Takkan Henti Berkicau, Fahri Sebut Demokrasi Harus Ribut Dan Cerewet

0
253

Kicauan Wakil Ketua DPR Fahri Hamzah yang menyebut banyak anak bangsa mengemis menjadi babu di negeri orang di akun Twitternya menjadi polemik. Akibat cuitan ini, Fahri dilaporkan Koalisi Masyarakat sipil untuk Perlindungan Buruh Migran dan Lingkaran Aku Cinta Indonesia (LACI) ke Mahkamah Kehormatan Dewan (MKD).

Mereka menilai kicauan Fahri telah melukai hati para buruh migran di luar negeri. Karena ucapannya itu, Fahri dianggap melanggar kode etik dan didesak dicopot dari jabatan Ketua Tim Pengawas TKI.

Fahri menegaskan tidak akan berhenti berkicau di media sosial untuk menyikapi persoalan nasional. Dia mengaku sempat diminta sejumlah pihak untuk berhenti membuat kicauan yang berpotensi menimbulkan polemik.

“Saya putuskan untuk tidak berhenti apalagi pejabat yang elected official. Dia harus makin aktif dan siap menerima risiko atas apa yang ditweetkan. Ini bentuk komunikasi dengan rakyat,” kata Fahri di Komplek Parlemen, Senayan, Jakarta.

Dalam pandangannya, keributan dan polemik merupakan hal baik dalam kehidupan berdemokrasi. Dinamika dan perbedaan pendapat justru mendewasakan sebuah bangsa.

“Banyak lah, teman-teman saya, orang itu kan enggak suka ribut padahal kita ini kalau tidak ribut tanda tidak hidup. Jadi harus ribut,” tegas Fahri.

“Bangsa demokrasi adalah bangsa yang ribut, rakyat demokrasi adalah rakyat yang cerewet. Kecerewetan itu mendewasakan kita. Suami kalau istrinya yang cerewet itu bagus, baik buat jiwa raganya,” sambungnya.

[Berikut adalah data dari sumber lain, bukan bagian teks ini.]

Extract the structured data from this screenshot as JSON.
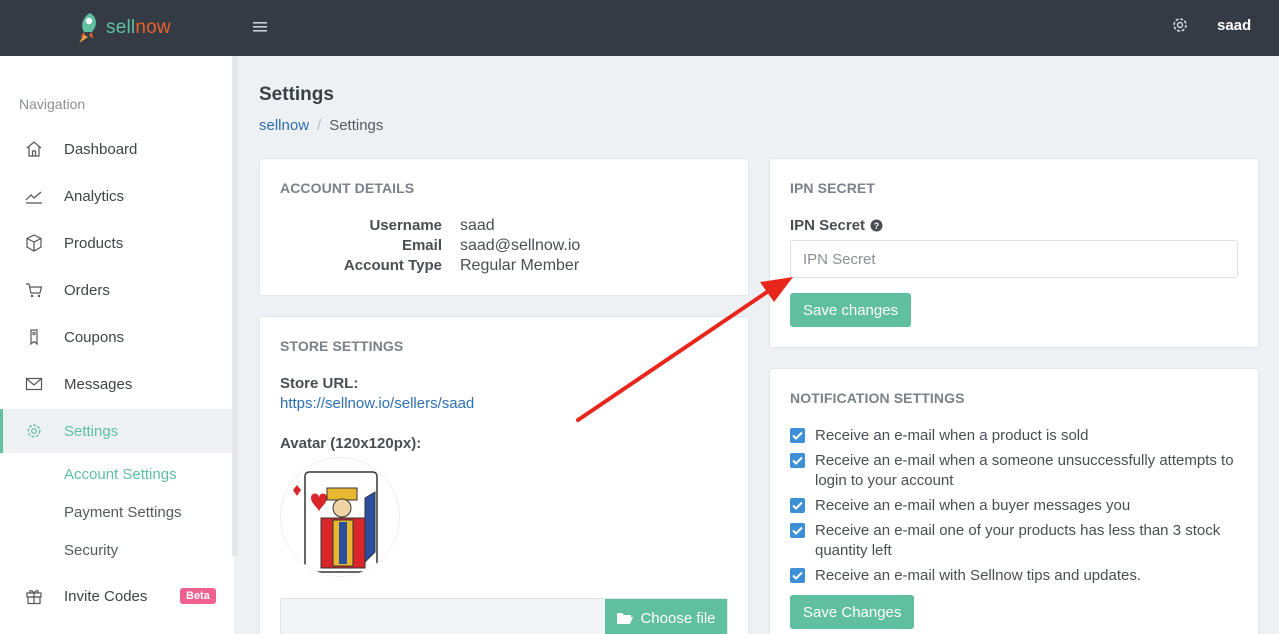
{
  "header": {
    "logo_text_a": "sell",
    "logo_text_b": "now",
    "user_name": "saad"
  },
  "sidebar": {
    "heading": "Navigation",
    "items": [
      {
        "label": "Dashboard",
        "icon": "home-icon"
      },
      {
        "label": "Analytics",
        "icon": "chart-line-icon"
      },
      {
        "label": "Products",
        "icon": "box-icon"
      },
      {
        "label": "Orders",
        "icon": "cart-icon"
      },
      {
        "label": "Coupons",
        "icon": "tag-icon"
      },
      {
        "label": "Messages",
        "icon": "envelope-icon"
      },
      {
        "label": "Settings",
        "icon": "gear-icon"
      }
    ],
    "sub_items": [
      "Account Settings",
      "Payment Settings",
      "Security"
    ],
    "invite_label": "Invite Codes",
    "beta_badge": "Beta"
  },
  "page": {
    "title": "Settings",
    "breadcrumb_root": "sellnow",
    "breadcrumb_sep": "/",
    "breadcrumb_current": "Settings"
  },
  "account": {
    "title": "ACCOUNT DETAILS",
    "rows": [
      {
        "key": "Username",
        "value": "saad"
      },
      {
        "key": "Email",
        "value": "saad@sellnow.io"
      },
      {
        "key": "Account Type",
        "value": "Regular Member"
      }
    ]
  },
  "store": {
    "title": "STORE SETTINGS",
    "url_label": "Store URL:",
    "url": "https://sellnow.io/sellers/saad",
    "avatar_label": "Avatar (120x120px):",
    "choose_file": "Choose file"
  },
  "ipn": {
    "title": "IPN SECRET",
    "label": "IPN Secret",
    "placeholder": "IPN Secret",
    "save": "Save changes"
  },
  "notifications": {
    "title": "NOTIFICATION SETTINGS",
    "options": [
      "Receive an e-mail when a product is sold",
      "Receive an e-mail when a someone unsuccessfully attempts to login to your account",
      "Receive an e-mail when a buyer messages you",
      "Receive an e-mail one of your products has less than 3 stock quantity left",
      "Receive an e-mail with Sellnow tips and updates."
    ],
    "save": "Save Changes"
  },
  "colors": {
    "accent": "#5fbf9f",
    "topbar": "#353b44",
    "link": "#2d6fb3",
    "checkbox": "#3d8fd6",
    "annotation_arrow": "#e8261c"
  }
}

Fahri menegaskan, tidak ada larangan kepada setiap orang untuk berkicau asalkan dengan penjelasan yang baik. Dia memastikan tidak akan menghindar dengan pihak yang merasa dirugikan atas cuitannya itu. Bahkan, Fahri mengklaim telah meminta kepada para buruh migran untuk tidak mencabut laporannya di MKD.

“Yang penting sampaikan penjelasan baik jangan menghindar untuk bertemu orang yang punya persoalan, hadapi rakyat jelasin persoalan, pasti semua positif karena ini tanda dari dinamika dalam demokrasi,” tegasnya.